Attempts to isolate the worst affected areas of the country and neighbouring Sierra Leone have raised fears of unrest in one of the world's poorest regions should communities start to run low on food and medical supplies.
"I don't have any food and we're scared," said Alpha Barry, a resident of West Point who said he came from Guinea and has four children under age 13.
In an effort to calm tensions, authorities on Wednesday started delivering tonnes of rice, oil and essential foodstuffs to West Point, residents and a government official said.
The World Food Programme has begun emergency food shipments to quarantined zones where a million people may be at risk of shortages. The WHO has appealed to companies and international organisations to continue providing supplies and services to countries at risk, saying there was a low risk of contagion.
FEAR FACTOR HIGH
The Ebola outbreak is putting off thousands of tourists who had planned trips to Africa this year, especially Asians, including to destinations thousands of miles from the nearest infected community such as Kenya and South Africa.

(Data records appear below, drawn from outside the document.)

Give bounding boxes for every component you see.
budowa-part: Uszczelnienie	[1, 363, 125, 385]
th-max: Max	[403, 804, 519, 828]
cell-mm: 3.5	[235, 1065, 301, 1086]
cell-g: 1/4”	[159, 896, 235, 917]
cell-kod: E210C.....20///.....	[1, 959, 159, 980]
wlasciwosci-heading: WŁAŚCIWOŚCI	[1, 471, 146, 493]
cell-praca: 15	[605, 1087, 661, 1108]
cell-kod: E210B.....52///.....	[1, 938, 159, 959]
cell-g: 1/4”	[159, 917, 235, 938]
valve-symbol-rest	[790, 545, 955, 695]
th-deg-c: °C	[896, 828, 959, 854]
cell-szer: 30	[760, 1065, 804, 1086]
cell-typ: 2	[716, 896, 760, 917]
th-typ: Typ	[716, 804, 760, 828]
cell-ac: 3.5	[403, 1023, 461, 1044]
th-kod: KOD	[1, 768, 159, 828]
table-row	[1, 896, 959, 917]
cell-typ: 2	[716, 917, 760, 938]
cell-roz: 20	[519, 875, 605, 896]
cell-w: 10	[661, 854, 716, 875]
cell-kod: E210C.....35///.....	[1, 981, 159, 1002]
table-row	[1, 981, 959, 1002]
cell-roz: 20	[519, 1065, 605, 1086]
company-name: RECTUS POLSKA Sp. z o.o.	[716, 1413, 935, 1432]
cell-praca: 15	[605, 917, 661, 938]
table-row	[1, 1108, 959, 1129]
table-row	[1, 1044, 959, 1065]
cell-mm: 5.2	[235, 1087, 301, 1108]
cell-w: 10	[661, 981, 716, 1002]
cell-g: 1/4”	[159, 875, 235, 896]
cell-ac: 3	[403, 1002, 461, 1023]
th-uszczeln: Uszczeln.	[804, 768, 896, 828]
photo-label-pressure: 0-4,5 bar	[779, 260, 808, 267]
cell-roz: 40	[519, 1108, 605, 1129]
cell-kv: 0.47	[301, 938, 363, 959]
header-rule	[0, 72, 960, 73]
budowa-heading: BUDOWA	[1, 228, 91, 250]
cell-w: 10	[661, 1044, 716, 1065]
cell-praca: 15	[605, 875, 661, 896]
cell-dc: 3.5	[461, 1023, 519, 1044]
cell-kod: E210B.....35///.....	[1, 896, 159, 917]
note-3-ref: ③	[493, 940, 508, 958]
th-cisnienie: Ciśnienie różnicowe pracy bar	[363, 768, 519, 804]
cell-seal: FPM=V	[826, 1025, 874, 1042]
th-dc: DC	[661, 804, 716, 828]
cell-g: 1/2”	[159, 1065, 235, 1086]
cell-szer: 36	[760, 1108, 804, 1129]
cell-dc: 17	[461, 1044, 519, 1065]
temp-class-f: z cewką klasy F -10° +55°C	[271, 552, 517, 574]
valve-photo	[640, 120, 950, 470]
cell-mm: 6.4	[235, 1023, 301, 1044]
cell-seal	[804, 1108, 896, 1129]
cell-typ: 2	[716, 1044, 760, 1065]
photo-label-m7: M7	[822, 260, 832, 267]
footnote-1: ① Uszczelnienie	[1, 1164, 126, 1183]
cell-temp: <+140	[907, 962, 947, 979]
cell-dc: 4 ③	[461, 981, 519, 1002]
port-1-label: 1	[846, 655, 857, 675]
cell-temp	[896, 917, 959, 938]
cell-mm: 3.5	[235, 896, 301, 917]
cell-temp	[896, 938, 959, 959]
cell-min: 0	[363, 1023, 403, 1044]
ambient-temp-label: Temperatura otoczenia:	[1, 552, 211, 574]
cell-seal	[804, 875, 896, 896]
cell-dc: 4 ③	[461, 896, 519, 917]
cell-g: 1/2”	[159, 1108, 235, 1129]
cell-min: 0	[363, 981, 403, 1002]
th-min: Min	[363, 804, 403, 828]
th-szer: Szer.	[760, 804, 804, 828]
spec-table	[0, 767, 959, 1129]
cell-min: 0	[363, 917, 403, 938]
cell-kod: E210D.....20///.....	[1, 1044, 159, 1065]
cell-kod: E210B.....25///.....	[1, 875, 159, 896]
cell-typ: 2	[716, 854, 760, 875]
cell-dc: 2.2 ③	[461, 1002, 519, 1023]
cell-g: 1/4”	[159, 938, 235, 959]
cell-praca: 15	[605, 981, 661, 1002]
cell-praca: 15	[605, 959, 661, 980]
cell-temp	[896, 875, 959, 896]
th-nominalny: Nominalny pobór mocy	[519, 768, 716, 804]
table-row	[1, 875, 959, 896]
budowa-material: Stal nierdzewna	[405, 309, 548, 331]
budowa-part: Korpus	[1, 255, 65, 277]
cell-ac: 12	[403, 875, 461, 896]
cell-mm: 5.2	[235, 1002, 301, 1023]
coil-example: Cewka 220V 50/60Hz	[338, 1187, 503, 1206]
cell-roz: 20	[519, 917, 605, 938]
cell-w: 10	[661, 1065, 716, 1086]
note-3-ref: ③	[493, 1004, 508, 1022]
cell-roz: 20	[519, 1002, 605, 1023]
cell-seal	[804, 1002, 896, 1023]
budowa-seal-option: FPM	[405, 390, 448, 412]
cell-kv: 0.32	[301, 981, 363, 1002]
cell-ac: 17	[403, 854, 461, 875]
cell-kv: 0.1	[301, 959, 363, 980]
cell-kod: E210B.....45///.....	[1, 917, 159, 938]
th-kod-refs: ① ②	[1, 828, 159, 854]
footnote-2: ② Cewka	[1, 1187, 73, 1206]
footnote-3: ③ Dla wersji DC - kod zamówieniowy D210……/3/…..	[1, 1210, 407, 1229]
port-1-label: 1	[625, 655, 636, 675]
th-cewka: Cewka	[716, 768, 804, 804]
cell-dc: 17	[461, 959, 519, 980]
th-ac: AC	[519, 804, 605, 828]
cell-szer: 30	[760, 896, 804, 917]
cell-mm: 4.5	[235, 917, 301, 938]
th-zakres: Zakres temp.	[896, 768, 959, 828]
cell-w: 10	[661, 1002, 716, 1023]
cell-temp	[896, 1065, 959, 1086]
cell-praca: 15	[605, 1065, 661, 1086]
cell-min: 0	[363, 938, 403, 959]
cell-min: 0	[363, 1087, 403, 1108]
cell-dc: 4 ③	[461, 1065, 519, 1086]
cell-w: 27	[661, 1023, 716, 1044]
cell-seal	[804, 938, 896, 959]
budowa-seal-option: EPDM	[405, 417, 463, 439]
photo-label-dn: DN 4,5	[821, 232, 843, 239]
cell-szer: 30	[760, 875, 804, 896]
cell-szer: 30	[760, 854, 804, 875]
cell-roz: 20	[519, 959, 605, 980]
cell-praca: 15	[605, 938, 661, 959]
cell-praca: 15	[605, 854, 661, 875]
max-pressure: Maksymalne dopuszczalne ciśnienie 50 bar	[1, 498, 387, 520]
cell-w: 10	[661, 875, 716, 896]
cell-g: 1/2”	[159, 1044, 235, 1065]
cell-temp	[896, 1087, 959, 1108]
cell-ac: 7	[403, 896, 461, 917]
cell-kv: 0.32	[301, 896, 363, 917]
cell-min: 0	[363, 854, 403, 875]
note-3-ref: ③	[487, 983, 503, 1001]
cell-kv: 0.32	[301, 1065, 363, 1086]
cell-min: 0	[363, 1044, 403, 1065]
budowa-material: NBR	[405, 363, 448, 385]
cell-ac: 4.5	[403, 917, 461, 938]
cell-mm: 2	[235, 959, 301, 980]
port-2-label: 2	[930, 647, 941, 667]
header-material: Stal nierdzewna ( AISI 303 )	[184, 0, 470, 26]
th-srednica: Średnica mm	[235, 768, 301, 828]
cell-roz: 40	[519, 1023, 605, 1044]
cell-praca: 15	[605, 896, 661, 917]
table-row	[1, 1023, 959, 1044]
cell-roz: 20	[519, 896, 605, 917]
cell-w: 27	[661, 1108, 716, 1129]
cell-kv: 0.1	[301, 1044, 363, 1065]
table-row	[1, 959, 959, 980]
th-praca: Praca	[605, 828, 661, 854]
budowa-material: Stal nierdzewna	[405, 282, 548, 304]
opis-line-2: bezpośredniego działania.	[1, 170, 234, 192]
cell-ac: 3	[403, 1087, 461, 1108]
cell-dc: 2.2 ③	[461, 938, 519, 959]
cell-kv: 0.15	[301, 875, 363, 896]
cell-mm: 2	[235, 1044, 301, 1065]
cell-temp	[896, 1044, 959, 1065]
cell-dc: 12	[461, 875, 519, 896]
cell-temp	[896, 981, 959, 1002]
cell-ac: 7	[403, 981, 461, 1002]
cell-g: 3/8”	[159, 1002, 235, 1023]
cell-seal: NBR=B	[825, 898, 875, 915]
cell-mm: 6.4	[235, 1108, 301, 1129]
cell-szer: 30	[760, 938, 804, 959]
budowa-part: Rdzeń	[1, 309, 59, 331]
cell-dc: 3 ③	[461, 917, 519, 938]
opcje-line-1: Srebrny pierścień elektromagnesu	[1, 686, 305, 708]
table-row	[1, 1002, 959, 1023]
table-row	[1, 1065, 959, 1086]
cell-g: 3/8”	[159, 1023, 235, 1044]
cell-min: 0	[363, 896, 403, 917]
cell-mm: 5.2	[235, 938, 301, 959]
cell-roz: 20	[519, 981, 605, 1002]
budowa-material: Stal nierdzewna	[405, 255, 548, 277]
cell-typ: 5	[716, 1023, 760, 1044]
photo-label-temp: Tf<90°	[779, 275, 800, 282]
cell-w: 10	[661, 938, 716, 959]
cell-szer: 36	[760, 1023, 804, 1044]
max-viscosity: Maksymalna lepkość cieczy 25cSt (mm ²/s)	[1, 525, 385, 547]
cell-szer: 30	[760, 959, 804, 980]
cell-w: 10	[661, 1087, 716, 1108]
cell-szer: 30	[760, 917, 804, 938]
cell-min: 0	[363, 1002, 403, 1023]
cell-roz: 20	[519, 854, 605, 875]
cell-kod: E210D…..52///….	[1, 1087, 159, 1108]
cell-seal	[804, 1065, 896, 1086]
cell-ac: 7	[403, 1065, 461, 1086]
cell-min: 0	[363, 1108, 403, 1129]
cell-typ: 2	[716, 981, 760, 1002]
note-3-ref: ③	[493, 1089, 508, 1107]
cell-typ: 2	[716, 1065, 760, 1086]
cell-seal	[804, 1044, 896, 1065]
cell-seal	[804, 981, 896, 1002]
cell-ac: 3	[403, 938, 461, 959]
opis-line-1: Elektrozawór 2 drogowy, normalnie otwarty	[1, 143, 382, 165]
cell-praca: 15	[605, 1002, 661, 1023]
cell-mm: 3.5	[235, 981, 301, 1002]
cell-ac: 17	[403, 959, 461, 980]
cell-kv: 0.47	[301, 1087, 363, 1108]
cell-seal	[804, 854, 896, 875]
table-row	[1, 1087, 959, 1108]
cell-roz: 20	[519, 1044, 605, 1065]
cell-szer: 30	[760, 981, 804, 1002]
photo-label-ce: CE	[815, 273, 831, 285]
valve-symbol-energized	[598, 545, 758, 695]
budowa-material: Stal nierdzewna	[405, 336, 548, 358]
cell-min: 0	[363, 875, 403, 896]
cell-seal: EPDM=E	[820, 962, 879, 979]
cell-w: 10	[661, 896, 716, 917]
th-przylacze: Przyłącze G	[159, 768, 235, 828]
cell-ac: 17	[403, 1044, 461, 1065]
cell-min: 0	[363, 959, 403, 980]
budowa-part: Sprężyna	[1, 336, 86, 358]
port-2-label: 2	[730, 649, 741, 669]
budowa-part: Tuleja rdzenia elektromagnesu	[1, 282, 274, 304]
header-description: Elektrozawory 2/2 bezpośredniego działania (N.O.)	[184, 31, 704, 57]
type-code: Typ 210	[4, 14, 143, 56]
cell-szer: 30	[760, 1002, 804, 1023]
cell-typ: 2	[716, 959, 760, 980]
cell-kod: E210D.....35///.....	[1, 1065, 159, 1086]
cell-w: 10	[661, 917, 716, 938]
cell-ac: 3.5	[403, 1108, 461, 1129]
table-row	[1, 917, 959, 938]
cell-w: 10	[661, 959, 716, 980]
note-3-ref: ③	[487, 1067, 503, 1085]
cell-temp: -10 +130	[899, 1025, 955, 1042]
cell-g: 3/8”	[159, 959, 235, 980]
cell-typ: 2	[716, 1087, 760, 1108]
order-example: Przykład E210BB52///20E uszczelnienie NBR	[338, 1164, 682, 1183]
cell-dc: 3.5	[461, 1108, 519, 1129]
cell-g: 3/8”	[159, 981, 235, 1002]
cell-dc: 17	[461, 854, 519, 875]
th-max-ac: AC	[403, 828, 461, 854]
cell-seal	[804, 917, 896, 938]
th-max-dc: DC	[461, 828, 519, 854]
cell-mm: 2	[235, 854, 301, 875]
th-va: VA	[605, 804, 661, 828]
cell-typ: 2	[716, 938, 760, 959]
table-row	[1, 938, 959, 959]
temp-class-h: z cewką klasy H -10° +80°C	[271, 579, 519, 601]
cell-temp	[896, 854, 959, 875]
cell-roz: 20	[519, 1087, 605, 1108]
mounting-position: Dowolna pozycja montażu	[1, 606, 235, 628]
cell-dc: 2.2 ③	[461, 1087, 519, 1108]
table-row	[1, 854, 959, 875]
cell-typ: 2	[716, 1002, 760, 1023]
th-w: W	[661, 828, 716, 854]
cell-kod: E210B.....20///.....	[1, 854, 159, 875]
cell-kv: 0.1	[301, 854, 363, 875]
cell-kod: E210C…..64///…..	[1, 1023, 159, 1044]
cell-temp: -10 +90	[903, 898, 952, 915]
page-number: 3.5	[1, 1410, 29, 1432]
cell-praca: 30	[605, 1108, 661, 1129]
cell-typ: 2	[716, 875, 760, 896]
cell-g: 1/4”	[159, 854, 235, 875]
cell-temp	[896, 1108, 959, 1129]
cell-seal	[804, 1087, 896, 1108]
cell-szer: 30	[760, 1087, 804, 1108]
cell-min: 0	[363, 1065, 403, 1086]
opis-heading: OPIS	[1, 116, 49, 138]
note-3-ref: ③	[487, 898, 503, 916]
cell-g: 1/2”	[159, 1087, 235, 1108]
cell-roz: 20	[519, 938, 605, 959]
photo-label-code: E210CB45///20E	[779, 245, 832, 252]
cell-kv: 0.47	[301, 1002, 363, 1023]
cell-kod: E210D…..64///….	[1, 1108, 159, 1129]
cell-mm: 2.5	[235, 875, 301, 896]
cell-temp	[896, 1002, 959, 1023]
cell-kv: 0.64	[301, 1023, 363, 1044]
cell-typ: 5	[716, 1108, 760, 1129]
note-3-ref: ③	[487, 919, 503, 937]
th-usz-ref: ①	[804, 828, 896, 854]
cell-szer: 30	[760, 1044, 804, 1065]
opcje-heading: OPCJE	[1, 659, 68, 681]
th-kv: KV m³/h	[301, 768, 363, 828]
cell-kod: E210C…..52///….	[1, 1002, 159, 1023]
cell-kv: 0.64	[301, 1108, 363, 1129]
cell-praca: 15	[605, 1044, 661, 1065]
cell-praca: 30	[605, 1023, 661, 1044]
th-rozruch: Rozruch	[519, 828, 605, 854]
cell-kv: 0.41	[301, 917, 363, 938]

Containing the outbreak requires large numbers of specialist staff to map the epidemic, track people who have had contact with sufferers, and to work in isolation and treatment centres.
The WHO has pledged to massively scale up the international response, but so far there has been only a trickle of additional foreign healthcare workers to affected nations.
"The fear factor is high," Francis Kasolo, the coordinator of a WHO sub-regional Ebola outbreak coordination centre told the Thomson Reuters Foundation. "We try and try. It is an ongoing process. The offer is not large. And they have to be the right profile of person."
West Point residents said they were given no warning of the blockade, which prevented them from getting to work or buying food. Many people in impoverished parts of Monrovia buy food to eat each day rather than stocking it.
Residents also said the closure immediately caused prices of basic goods, including drinking water sold in sachets, to soar.
"We just saw it (the blockade) this morning. We came out and we couldn't go anywhere. I haven't heard from anybody in authority what happened," Barry, 45, who works as a money changer, told Reuters.
The task authorities face is made harder by misinformation. One West Point resident told Reuters the government had sealed off the neighbourhood in order to bring the disease in.
A crowd at West Point looted a temporary holding centre for suspected Ebola cases at the weekend, 17 of whom fled. All 17 were now accounted for and being treated, and the government has abandoned plans for the centre due to fierce resistance.
Meanwhile, Democratic Republic of Congo has sent its health minister and a team of experts to the remote Equateur province after several people died there from a disease with Ebola-like symptoms, a local official and a professor said.
It was not immediately clear if there was any connection with Ebola.